Something I wish I had known when I was struggling with IF, from the beginning. The second time around of trying to get pg will be so different. I know better what to expect. Unfortunately when I was in the middle of it, the depths of it, I didn't know. We got some counseling from someone who supposedly had experience. While she did have some, it was a situation where she tried for a few months, did one month of clomid and got pregnant. I really needed someone who had gone through IVF to better understand me. I'm not saying that she didn't go through a large range of emotions, but even she admitted that she couldn't understand exactly what I was dealing with. Never easy to hear coming from your counselor. Needless to say, it didn't last.

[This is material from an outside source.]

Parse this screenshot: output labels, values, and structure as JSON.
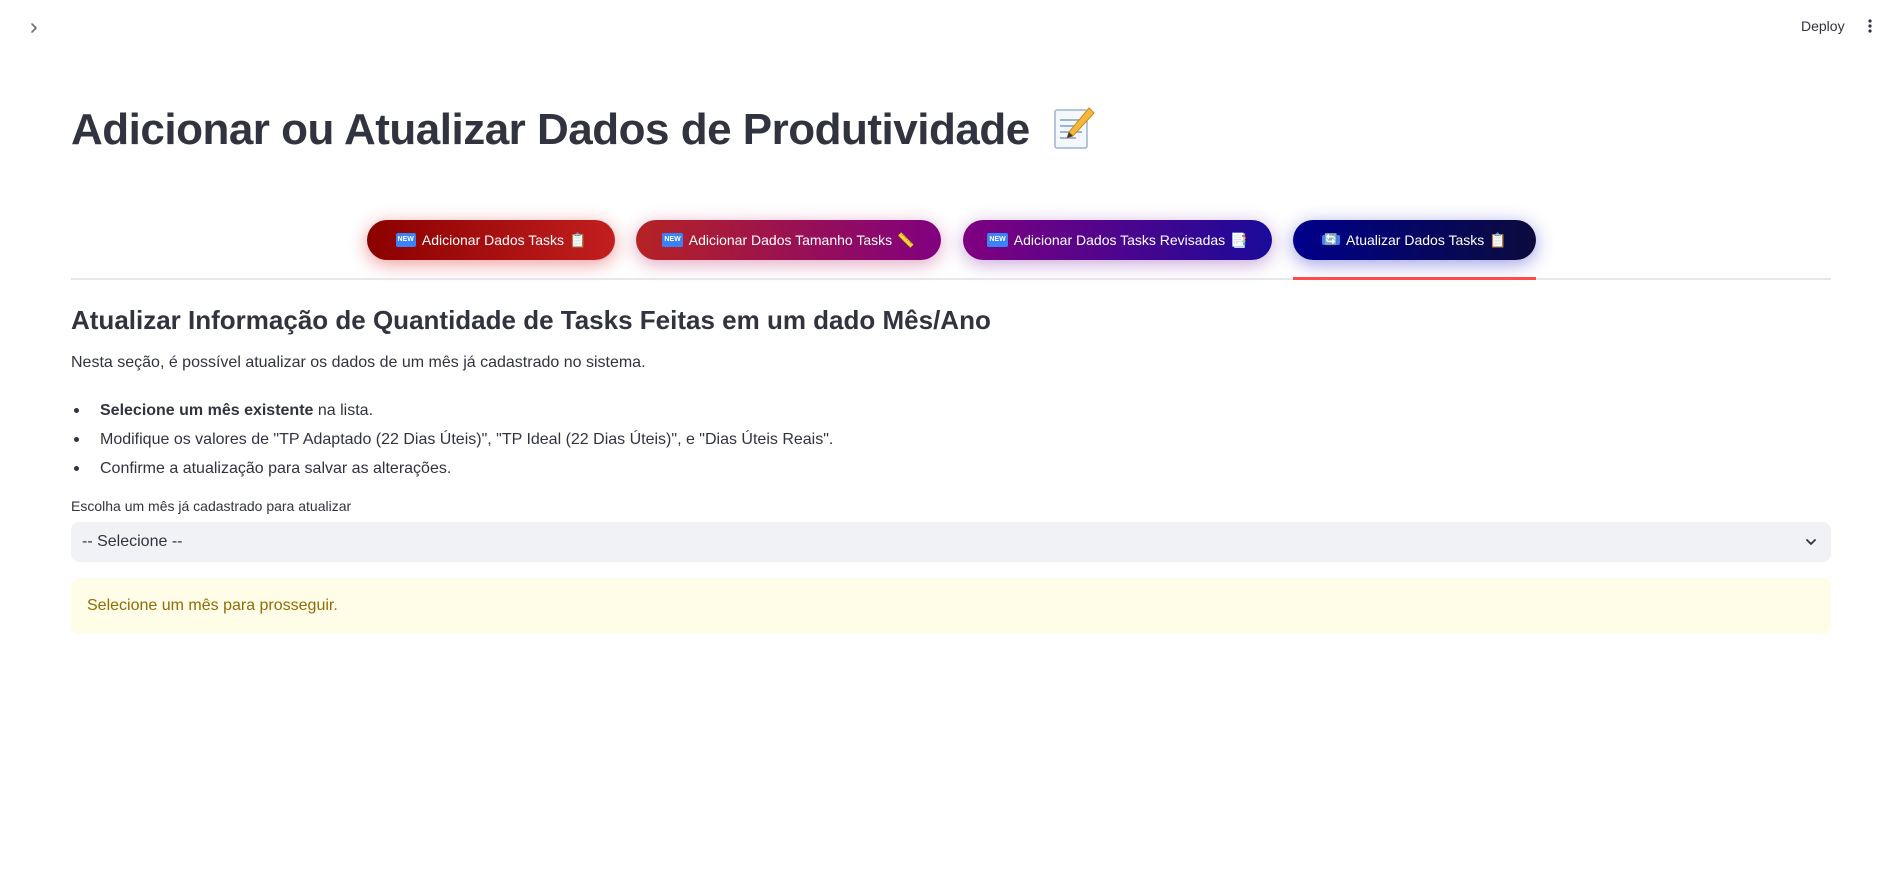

http://www.aolhealth.com/condition-center/pregnancy/infertility-emotional-effect
For those of you that have never dealt with infertility, here is a link that I will likely post again as we go through treatments again. It is Infertility Etiquette from Resolve.org. This is something that I swear I will print and pass out to everyone who knows that we are going through treatment. I will hang it in my office and on my fridge as I did the first time around when I was going through IVF. It is a great resource on how to help you understand what infertiles are dealing with. If you know an infertile, it may even be what helps you to be a good friend to them. Enjoy.
http://www.resolve.org/support-and-services/for-family--friends/infertility-etiquette.html
I found that really helpful when we were doing IVF. I still refer to us as an infertile couple - despite having a baby - we will always have that with us.
ReplyDeleteI am the same way. I will always consider us infertile even though we have a baby. We will need IVF again for number 2 also.